The embodiments described are examples in all respects and should not be construed as limiting the invention. The present invention is not limited to the above description, but is intended to be defined by the claims and include all modifications within the meaning and scope equivalent to the claims. For example, as shown in fig. 5 (r), when forming the recess 13 by press working, a punch (punch) may be inserted to bulge the edge of the recess 13, so that the edge is formed to be high and large and the height of the wall surface 14 exceeds the plate thickness (example 15).

Description of the reference numerals

1 heating a nozzle unit; 2 heating the mouth; 3, thermocouple; 4 soldering iron parts; 5 connecting arm parts; 6, soldering iron body; 7 front end part of soldering iron; 8, the front end face of the soldering iron; 9, a concave part of the soldering iron; 11 mounting holes; 13 a concave part; 14 wall surfaces; 15 groove parts; 20 wire receiving voids.

Claims

1. A heating nozzle for thermocompression bonding a terminal wire to a terminal member, characterized in that,

the heating tip has:

2. A heating tip according to claim 1, wherein,

and a heat generating portion having a cross-sectional area in a direction orthogonal to a direction in which the current flows, the heat generating portion being formed in a range from the connection arm portion to the soldering iron portion, the heat generating portion having an area smaller than that of a cross-sectional area of the other portion in which the current flows, and the heat generating portion including a portion of the recess portion and a portion of the wall surface.
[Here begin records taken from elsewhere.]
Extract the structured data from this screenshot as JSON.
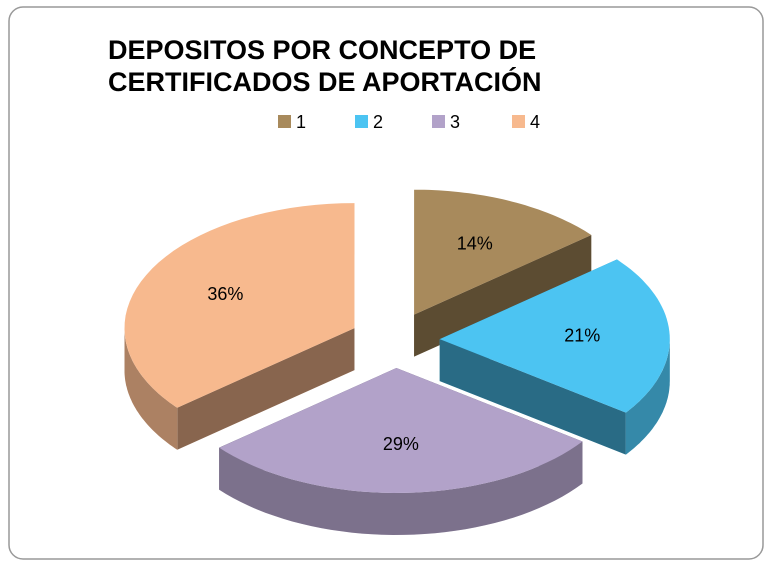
{
  "chart_data": {
    "type": "pie3d",
    "title": "DEPOSITOS  POR CONCEPTO DE CERTIFICADOS DE APORTACIÓN",
    "categories": [
      "1",
      "2",
      "3",
      "4"
    ],
    "values": [
      14,
      21,
      29,
      36
    ],
    "value_labels": [
      "14%",
      "21%",
      "29%",
      "36%"
    ],
    "colors": [
      "#a88a5c",
      "#4cc4f2",
      "#b2a2c9",
      "#f7b98e"
    ],
    "legend": "top"
  }
}
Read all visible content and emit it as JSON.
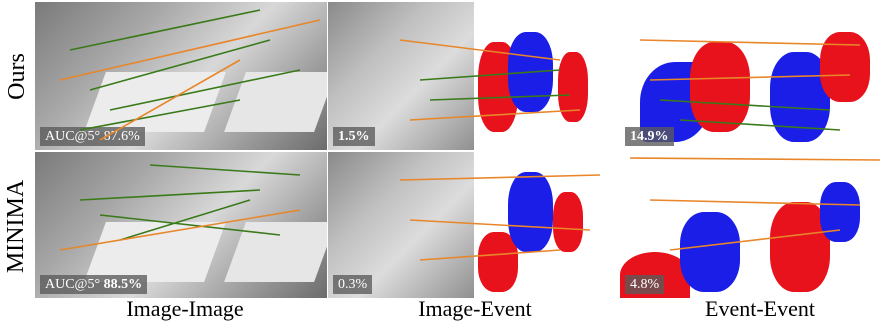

3. A heating nozzle for thermocompression bonding a terminal wire to a terminal member, characterized in that,

the heating tip has:

4. A heating tip according to claim 3 wherein,

and a heat generating portion having a cross-sectional area in a direction orthogonal to a direction in which the current flows, the heat generating portion being formed in a range from the connection arm portion to the soldering iron portion, the heat generating portion having an area smaller than that of a cross-sectional area of the other portion in which the current flows, and the heat generating portion including a part of the groove portion and a part of the wall surface.

5. A heating tip according to claim 2 or 4, wherein,

an oxidation-resistant coating layer is formed on at least the surface of the heat-generating portion.

6. A heating tip unit provided with a temperature sensor in the vicinity of a soldering iron portion of the heating tip according to any one of claims 1 to 5, characterized in that,

an oxidation-resistant coating layer is formed on the surface of the temperature sensor.